2. Hadits Anas Rodiallohu 'anhu :
« إِنَّ الْحُورَ الْعِينَ لَتُغَنينَ فِي الْجَنَّةِ يَقُلْنَ: نَحْنُ الْحُورُ الْحِسَانِ خُبئْنَا لأَزْوَاجٍ كِرَامٍ »
“Sesungguhnya bidadari nanti akan bernyanyi di surga: Kami para bidadari cantik disembuyikan khusus untuk suami-suami yang mulia.” (Shahih al-Jami’: 1602)
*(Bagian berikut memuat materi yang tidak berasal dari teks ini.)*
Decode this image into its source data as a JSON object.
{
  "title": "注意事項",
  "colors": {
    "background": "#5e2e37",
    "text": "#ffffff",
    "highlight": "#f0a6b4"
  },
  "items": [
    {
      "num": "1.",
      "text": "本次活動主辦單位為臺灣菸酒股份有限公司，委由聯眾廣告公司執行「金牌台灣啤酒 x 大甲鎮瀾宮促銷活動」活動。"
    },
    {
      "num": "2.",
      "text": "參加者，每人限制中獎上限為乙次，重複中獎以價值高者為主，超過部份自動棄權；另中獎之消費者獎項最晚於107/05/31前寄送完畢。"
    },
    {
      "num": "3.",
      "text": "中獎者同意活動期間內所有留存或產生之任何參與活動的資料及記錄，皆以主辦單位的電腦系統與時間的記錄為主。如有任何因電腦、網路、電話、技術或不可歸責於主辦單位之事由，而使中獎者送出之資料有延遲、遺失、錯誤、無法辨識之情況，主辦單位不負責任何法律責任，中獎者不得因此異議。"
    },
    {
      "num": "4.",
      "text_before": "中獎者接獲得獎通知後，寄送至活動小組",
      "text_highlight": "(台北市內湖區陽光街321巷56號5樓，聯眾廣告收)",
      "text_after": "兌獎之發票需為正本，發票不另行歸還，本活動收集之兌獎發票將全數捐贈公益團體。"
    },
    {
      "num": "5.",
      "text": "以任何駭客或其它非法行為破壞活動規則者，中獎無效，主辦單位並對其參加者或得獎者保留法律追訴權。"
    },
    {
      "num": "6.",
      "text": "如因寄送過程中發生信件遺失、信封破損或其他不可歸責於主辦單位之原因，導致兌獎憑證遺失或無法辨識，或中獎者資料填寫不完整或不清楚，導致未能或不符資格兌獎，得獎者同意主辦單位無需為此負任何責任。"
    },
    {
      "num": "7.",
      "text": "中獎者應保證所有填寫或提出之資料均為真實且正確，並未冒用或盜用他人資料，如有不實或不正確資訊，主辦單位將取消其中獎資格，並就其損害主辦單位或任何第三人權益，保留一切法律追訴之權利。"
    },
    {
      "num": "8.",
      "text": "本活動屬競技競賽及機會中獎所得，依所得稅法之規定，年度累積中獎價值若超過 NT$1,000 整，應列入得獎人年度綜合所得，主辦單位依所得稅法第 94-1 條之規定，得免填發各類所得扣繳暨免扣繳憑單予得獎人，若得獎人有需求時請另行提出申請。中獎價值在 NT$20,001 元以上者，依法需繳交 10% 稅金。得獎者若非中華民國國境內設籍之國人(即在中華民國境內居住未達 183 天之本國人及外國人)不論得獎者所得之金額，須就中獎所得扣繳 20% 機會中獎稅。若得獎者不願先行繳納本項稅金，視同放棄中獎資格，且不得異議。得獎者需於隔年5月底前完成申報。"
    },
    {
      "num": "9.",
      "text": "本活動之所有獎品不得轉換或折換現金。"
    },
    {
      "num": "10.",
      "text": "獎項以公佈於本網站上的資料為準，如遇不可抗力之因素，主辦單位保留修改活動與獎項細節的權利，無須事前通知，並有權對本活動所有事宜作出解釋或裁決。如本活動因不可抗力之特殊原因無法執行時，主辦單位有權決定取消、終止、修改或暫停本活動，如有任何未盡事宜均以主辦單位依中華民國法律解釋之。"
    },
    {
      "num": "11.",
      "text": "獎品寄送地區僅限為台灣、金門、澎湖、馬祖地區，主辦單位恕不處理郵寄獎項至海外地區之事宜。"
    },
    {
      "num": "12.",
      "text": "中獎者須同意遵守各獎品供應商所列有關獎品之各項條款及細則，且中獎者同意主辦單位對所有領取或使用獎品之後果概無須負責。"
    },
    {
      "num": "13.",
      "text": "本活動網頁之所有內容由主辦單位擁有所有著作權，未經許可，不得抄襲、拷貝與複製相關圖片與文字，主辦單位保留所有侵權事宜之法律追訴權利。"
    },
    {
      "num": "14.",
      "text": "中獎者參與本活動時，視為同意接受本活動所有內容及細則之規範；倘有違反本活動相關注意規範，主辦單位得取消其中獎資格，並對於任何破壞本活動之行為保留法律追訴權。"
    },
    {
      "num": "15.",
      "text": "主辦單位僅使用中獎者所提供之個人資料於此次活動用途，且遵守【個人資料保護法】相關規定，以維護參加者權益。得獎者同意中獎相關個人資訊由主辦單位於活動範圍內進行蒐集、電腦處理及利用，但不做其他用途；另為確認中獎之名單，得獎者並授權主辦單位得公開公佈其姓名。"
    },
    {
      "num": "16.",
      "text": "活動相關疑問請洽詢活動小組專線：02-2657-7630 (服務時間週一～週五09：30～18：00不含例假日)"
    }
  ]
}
3. Hadits Abu Hurairah Rodiallohu 'anhu :
« إِنَّ أَوَّلَ زُمْرَةٍ يَدْخُلُونَ الْجَنَّةَ عَلَى صُورَةِ الْقَمَرِ لَيْلَةَ الْبَدْرِ. وَالَّذِينَ يَلُونَهُمْ عَلَى أَشَدِّ كَوْكَبٍ دُرِّيَ، فِي السَّمَاءِ، إِضَاءةً. لاَ يَبُولُونَ، وَلاَ يَتَغَوَّطُونَ وَلاَ يَمْتَخِطُونَ وَلاَ يَتْفِلُونَ. أَمْشَاطُهُمُ الذَّهَبُ. وَرَشْحُهُمُ الْمِسْكُ. وَمَجَامِرُهُمُ الألُوَّةُ. وَأَزْوَاجُهُمُ الْحُورُ الْعِينُ. أَخْلاَقُهُمْ عَلَى خُلُقِ رَجُلٍ وَاحِدٍ. عَلَى صُورَةِ أَبِيهِمْ آدَمَ. سِتُّونَ ذِرَاعاً، فِي السَّمَاءِ ».
“Sesungguhnya kelompok pertama yang masuk surga adalah seperti rupa bulan di malam purnama. Berikutnya adalah seperti binang yang paling terang sinarnya di langit. Mereka tidak buang air kecil, tidak buang air besar, dan tidak meludah. Sisir mereka dari emas, minyak mereka adalah misik, asapannya adalah kayu gaharu, pasangan mereka adalah bidadari, akhlak mereka seperti akhlak satu orang. Bentuk (postur tubuh) mereka seperti Nabi Adam as; 60 lengan di langit.” (Bukhari, Muslim dll. Al-Jami’ al-Shaghir: 3778, Shahih al-Jami’: 2015)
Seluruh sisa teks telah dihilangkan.